Usually when you explode, someone gets hurt. Some of your stress is relieved, and you might possibly even have felt good for a few moments while you were releasing, but it doesn't last. The person or people you hurt may be the ones you love the most in the world--either way you don't like the results of your explosion.

You swore you wouldn't do it again, but you just can't seem to stop. You feel guilty, and you may or may not be able to apologize. When you do apologize nobody really believes you anymore. You might even think you were justified in your explosion, blaming someone else for how you felt.

Rage sets up a neurochemical reaction in the brain that can be addictive, producing what is known as rageaholism or ragaholics. What Rage Looks Like: Screaming, physical expressions of anger, violence or threats of violence, sulking, manipulation, emotional blackmail, silent smoldering, and anger used to punish.
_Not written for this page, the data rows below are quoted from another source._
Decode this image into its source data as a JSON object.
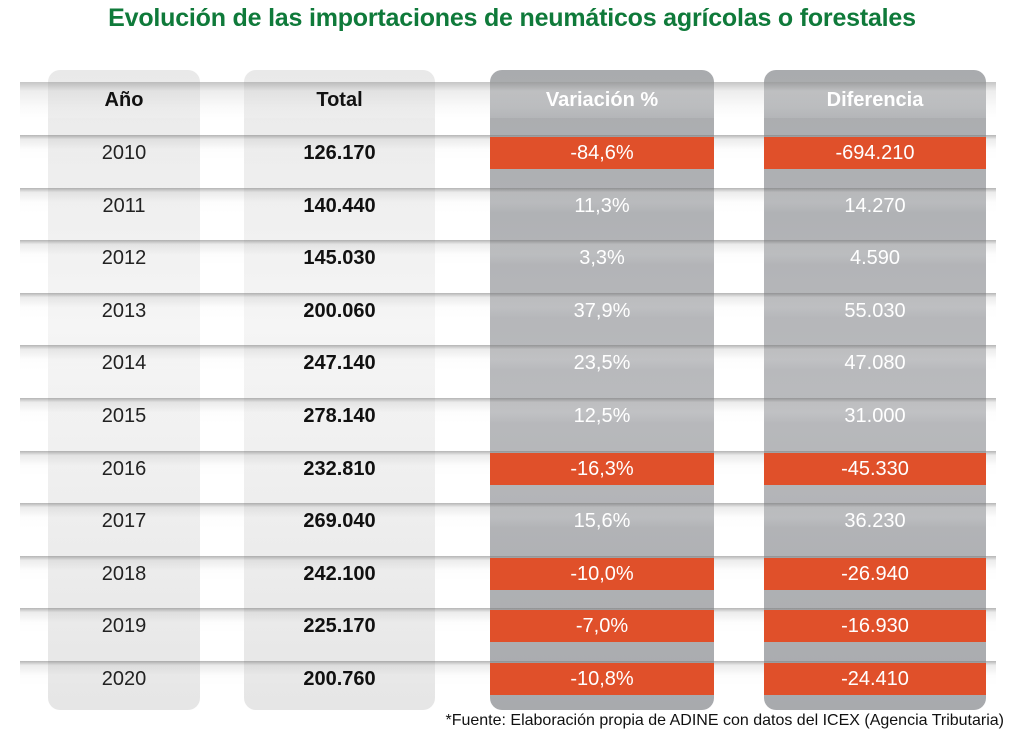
{
  "title": "Evolución de las importaciones de neumáticos agrícolas o forestales",
  "source": "*Fuente: Elaboración propia de ADINE con datos del ICEX (Agencia Tributaria)",
  "colors": {
    "title": "#0f7a3a",
    "negative": "#e0502a",
    "dark_column": "#adafb2"
  },
  "chart_data": {
    "type": "table",
    "columns": [
      "Año",
      "Total",
      "Variación %",
      "Diferencia"
    ],
    "rows": [
      [
        "2010",
        "126.170",
        "-84,6%",
        "-694.210"
      ],
      [
        "2011",
        "140.440",
        "11,3%",
        "14.270"
      ],
      [
        "2012",
        "145.030",
        "3,3%",
        "4.590"
      ],
      [
        "2013",
        "200.060",
        "37,9%",
        "55.030"
      ],
      [
        "2014",
        "247.140",
        "23,5%",
        "47.080"
      ],
      [
        "2015",
        "278.140",
        "12,5%",
        "31.000"
      ],
      [
        "2016",
        "232.810",
        "-16,3%",
        "-45.330"
      ],
      [
        "2017",
        "269.040",
        "15,6%",
        "36.230"
      ],
      [
        "2018",
        "242.100",
        "-10,0%",
        "-26.940"
      ],
      [
        "2019",
        "225.170",
        "-7,0%",
        "-16.930"
      ],
      [
        "2020",
        "200.760",
        "-10,8%",
        "-24.410"
      ]
    ],
    "highlighted_negative_rows": [
      "2010",
      "2016",
      "2018",
      "2019",
      "2020"
    ]
  }
}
What Healthy Anger looks like: Healthy expression of anger involves confrontation of what makes you angry and an effort to set boundaries. (What you will do in response to what makes you angry.) i.e: When you (a behavior), I feel (a feeling) , and to protect myself I will _________. Healthy anger is not used to punish, is not violent, and isn't used to intimidate, control or manipulate. It is expressed, discussed, and moved through. Healthy anger is not stuffed down and ignored. (Stuffed anger created resentment and a wealth of physical / mental and emotional problems.) Healthy anger is not expressed in passive aggressive and manipulative ways.

CYCLE BREAKERS

Fortunately, there are many different ways to break the cycle of anger/rage addiction.

1. Learn to meet your unmet needs. There is a sad, frightened child in every anger/rage addict, whether they know it or not.

2. Identify the old behavior patterns and faulty thought processes that you have been using that maintain your addiction and destructive behavior.

3. Giving yourself some relief from physiological distress can also help to break anger/rage addiction cycles. Exercise, a healthy diet, relaxation or meditation can be very helpful in this area.

4. Finding healthy ways to release your anger and rage can be extremely helpful for breaking the addictive cycle.



WHAT YOU HAVE TO LOOK FORWARD TO

When you have effectively broken the anger and rage addiction cycle, your anger becomes healthy. Healthy anger is one of the most powerful resources you can have, and you can use it in positive ways to create the life of your dreams.